From the investing point of view, it is the Time of the Season. We are heading into the 4th quarter, which historically has been the strongest part of the year. Over the last 20 years, the S&5 500 has closed higher 68% of the time in October and 74% of the time in both November and December. Another factor I feel favors a positive outlook for the balance of the year is the low level of bullish sentiment among individual investors. The American Association of Individual Investors (AAII) conducts a weekly survey of retail-level investor sentiment. As of 9/30/16, only 24% of respondents described themselves as “bullish”, while nearly 39% said “neutral” and 37% were “bearish”. Generally, a high degree of investor skepticism is a positive (contrarian) indicator for the financial markets.
Obviously, the wildcard this year is the election. After the first Presidential debate, the market continues to feel the likely outcome is a Clinton win, with the Senate going back to the Democrats and the House remaining with the Republicans.
As always, I continue to monitor your portfolio and the financial markets/economic outlook and will let you know if any action is appropriate.
Please call me if you have any questions on this report or on your portfolio.
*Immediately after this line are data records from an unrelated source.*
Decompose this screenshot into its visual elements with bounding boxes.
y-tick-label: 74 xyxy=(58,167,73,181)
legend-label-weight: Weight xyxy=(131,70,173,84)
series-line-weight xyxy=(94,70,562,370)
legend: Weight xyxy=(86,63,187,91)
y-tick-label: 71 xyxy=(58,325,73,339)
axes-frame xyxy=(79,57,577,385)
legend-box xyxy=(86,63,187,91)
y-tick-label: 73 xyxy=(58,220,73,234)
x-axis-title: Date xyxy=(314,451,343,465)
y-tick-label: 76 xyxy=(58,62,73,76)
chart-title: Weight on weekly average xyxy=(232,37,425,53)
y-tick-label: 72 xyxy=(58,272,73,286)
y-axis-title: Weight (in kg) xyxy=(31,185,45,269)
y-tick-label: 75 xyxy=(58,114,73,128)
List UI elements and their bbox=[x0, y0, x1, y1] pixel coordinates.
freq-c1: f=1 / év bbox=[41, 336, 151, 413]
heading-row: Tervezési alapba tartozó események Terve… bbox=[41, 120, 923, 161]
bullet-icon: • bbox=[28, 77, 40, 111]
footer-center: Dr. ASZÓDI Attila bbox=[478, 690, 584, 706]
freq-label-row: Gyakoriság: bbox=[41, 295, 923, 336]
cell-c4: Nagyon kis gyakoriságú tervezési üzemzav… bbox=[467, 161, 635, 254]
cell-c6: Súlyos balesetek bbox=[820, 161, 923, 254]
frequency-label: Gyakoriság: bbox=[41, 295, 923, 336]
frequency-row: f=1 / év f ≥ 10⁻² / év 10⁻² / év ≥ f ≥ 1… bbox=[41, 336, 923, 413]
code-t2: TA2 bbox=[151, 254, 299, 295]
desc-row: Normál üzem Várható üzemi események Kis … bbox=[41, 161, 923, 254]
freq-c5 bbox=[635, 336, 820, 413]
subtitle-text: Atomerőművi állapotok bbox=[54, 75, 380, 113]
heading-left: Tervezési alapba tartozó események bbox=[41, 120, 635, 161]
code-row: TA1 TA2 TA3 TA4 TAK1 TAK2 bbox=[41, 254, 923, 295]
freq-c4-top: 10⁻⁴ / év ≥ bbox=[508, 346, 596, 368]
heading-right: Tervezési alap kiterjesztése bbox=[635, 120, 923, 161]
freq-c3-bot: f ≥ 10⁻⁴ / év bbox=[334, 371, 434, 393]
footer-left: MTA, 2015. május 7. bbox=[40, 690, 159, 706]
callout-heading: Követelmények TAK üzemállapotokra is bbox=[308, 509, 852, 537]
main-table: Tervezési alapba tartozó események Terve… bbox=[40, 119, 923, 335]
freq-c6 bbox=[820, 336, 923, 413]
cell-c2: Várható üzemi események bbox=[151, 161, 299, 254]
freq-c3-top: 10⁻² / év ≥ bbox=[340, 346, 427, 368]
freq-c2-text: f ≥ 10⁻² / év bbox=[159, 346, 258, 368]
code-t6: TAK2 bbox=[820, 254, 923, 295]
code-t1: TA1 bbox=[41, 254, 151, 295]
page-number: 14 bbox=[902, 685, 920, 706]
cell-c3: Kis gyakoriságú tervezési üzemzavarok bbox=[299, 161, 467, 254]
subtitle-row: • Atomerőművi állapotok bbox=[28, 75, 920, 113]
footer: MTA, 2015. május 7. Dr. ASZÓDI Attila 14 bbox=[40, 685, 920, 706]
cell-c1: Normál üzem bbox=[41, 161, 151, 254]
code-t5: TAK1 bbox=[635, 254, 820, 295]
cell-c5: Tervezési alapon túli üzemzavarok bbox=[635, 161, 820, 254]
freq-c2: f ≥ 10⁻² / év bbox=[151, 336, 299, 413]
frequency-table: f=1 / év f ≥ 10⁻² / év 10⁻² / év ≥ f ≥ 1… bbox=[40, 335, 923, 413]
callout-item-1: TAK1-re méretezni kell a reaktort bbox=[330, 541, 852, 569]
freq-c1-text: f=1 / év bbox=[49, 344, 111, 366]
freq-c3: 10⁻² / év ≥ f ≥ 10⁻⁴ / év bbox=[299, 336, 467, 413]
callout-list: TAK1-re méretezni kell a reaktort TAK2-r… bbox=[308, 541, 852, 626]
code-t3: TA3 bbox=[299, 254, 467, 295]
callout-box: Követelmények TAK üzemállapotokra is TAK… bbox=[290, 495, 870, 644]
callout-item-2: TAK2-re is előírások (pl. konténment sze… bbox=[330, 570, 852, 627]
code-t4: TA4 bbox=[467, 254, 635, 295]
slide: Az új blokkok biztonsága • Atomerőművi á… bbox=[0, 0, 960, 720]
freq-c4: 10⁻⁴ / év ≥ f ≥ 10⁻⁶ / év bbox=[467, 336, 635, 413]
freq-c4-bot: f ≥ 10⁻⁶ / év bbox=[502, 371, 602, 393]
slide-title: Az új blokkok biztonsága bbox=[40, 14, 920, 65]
October Calendar of Events (comments and additions for future months are always welcome)
- October is Breast Cancer Awareness and Domestic Violence Awareness month.
October 1st Start of the Jewish New Year – Rosh Hashanah – wishing all my friends and colleagues of the Jewish faith and healthy & happy holiday
October 10th Columbus Day
October 15th Yom Kippur
October 15th Medicare open enrollment thru 12/7/16 – you can switch from original Medicare to Medicare Advantage, or vice versa. You can also switch from one Medicare Advantage plan to another, or from one Medicare Part D (prescription drug) plan to another, or drop your Medicare Part D coverage altogether.
October 22nd National Nut Day – only in America can you have a day to celebrate nuts. Ps: peanuts are legumes, not nuts!